FBI agent Neville Flynn (Samuel L. Jackson) escorts a key witness (Nathan Phillips) on a night flight from Hawaii to Los Angeles. A crimelord arranges for assorted venomous snakes to get loose on the plane, which has been doused with a pheromone that makes the reptiles especially aggressive.
SoaP will go down in history for generating pre-release buzz on the strength of its title alone. Seriously anticipated in Z-picture circles and hidden from spoilsport critics who might undermine its opening weekend, it’s the sort of picture you’ll either queue all night in the rain to see twelve times or avoid like a Wayans Brothers Retrospective for the rest of life.
Here are some of the problems. It stars Samuel L. Jackson as the standard issue exasperated FBI guy who gets to talk tough and sorely wastes Julianna Margulies as the flight attendant who is about to jack it in and Anchorman's David Koechner as a smarmy pilot.
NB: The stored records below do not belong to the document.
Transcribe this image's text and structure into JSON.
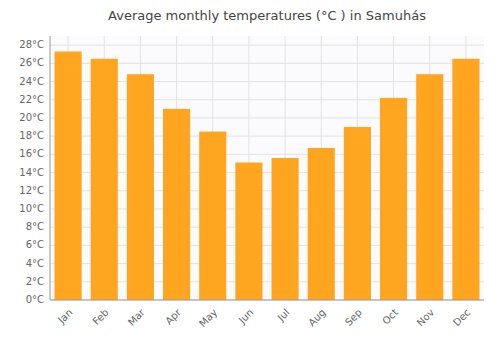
{
  "chart_data": {
    "type": "bar",
    "title": "Average monthly temperatures (°C ) in Samuhás",
    "categories": [
      "Jan",
      "Feb",
      "Mar",
      "Apr",
      "May",
      "Jun",
      "Jul",
      "Aug",
      "Sep",
      "Oct",
      "Nov",
      "Dec"
    ],
    "values": [
      27.3,
      26.5,
      24.8,
      21.0,
      18.5,
      15.1,
      15.6,
      16.7,
      19.0,
      22.2,
      24.8,
      26.5
    ],
    "color": "#FFA520",
    "ylim": [
      0,
      29
    ],
    "yticks": [
      {
        "value": 0,
        "label": "0°C"
      },
      {
        "value": 2,
        "label": "2°C"
      },
      {
        "value": 4,
        "label": "4°C"
      },
      {
        "value": 6,
        "label": "6°C"
      },
      {
        "value": 8,
        "label": "8°C"
      },
      {
        "value": 10,
        "label": "10°C"
      },
      {
        "value": 12,
        "label": "12°C"
      },
      {
        "value": 14,
        "label": "14°C"
      },
      {
        "value": 16,
        "label": "16°C"
      },
      {
        "value": 18,
        "label": "18°C"
      },
      {
        "value": 20,
        "label": "20°C"
      },
      {
        "value": 22,
        "label": "22°C"
      },
      {
        "value": 24,
        "label": "24°C"
      },
      {
        "value": 26,
        "label": "26°C"
      },
      {
        "value": 28,
        "label": "28°C"
      }
    ],
    "grid": true
  }
}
But the entire supporting cast of snakebit passengers and crew consists of bland people who bring nothing to the picture. Like too many modern creepy-crawly films, it relies on CGI for its menaces – which gives the attack scenes a video game look that gets old very quickly. And, as befits a film rewritten and reshot to give fans what they said they wanted, it’s choppy as hell and offers no surprises.
But it does have snakes. On a plane. White-knuckle fliers will be jolted as the tone veers from improbable gangster business to horror-by-beast shenanigans before going with vintage Airport unlikeliness as an unlikely hero has to land the jet. Which is all very well, but it is by no means the giddy delight that the fans hoped for.
Okay, but not as likeable as, say, Piranha, Tremors, Slither, Anaconda, Eight-Legged Freaks or the 1973 TV movie Horror at 37,000 Feet.